The heyday of mortgage refinance may be waning, but it isn't gone. About a year and a half ago, with mortgage rates at historic lows, I refinanced a rental property I own. This is significant: since it used to be owner occupied, I had a pretty good rate relative to the none-owner occupied mortgages that were available to me after I moved out. When I refinanced, rates had finally dropped enough to where the non-owner occupied refi rates would beat my original owner-occupied rate. In order to ensure that I was getting a good deal (it's difficult to make an apples to apples comparison when you're restarting your 30 year clock after a number of years) I took a "no closing costs mortgage", so then I only needed to ensure that the rate offered was lower than my previous 7% rate. As an added bonus, I got the Private Mortgage Insurance (PMI) eliminated at the same time.
The result was that I have several hundred dollars a month back in my pocket, which makes life a lot easier and made it easier for me to finance the monthly payments on my new residential property.
While rates are going up, mortgage refinancing still presents opportunities to save money.
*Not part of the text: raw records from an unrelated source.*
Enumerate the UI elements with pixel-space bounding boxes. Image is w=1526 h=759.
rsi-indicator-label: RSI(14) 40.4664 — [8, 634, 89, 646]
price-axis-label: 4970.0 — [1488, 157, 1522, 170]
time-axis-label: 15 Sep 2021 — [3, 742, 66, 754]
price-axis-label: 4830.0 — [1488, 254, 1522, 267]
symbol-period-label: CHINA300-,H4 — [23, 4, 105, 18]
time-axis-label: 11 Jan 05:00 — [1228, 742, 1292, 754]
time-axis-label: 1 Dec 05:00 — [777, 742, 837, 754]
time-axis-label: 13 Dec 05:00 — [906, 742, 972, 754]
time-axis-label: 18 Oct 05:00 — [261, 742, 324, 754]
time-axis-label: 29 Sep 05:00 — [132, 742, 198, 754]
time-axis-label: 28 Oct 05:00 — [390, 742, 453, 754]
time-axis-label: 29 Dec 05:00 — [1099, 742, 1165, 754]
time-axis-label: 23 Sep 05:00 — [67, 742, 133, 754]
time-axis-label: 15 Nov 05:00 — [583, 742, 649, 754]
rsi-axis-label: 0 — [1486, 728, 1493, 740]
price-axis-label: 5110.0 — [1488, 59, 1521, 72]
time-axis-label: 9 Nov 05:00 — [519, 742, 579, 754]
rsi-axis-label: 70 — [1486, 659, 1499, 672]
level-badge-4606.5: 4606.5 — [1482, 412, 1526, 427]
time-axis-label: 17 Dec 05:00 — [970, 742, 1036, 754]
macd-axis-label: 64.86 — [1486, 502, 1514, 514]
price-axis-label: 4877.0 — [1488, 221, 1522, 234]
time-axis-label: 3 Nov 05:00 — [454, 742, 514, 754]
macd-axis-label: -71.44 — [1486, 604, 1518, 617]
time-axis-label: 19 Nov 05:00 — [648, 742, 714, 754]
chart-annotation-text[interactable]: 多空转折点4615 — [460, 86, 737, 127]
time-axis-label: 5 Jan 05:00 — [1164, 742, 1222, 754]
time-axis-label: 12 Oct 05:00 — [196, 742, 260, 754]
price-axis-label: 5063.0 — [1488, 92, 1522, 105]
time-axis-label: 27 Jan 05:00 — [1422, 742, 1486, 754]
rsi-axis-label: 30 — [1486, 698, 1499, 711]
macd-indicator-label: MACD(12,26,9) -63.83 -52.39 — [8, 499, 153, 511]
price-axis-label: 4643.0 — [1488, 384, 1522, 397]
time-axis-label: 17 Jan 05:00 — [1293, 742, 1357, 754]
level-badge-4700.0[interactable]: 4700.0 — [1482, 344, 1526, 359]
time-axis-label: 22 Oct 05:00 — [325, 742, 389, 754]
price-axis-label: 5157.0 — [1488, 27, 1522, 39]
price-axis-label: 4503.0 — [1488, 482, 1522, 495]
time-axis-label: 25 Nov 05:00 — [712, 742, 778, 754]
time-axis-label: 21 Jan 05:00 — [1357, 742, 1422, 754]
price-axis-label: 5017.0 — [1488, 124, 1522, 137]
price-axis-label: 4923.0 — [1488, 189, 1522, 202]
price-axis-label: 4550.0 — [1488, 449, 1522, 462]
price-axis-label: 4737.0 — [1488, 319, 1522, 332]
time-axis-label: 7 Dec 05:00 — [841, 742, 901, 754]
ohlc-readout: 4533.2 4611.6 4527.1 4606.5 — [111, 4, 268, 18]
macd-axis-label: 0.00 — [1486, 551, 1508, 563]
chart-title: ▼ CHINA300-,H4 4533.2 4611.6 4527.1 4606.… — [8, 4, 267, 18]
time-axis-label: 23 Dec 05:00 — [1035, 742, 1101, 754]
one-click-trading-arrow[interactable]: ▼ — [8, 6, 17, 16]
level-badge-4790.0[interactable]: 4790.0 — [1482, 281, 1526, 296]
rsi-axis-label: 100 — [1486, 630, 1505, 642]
For example, a lot of people took adjustable rate mortgages a few years ago that could be getting ready to sting them. If they've gained some appreciation on their property, they could lose the PMI and lock in a rate that, while not the best ever, could beat the heck out of adjustable rates kicking in. If you took an ARM with the expectation that you'd be selling, and have changed your mind, refi could be a real life-saver.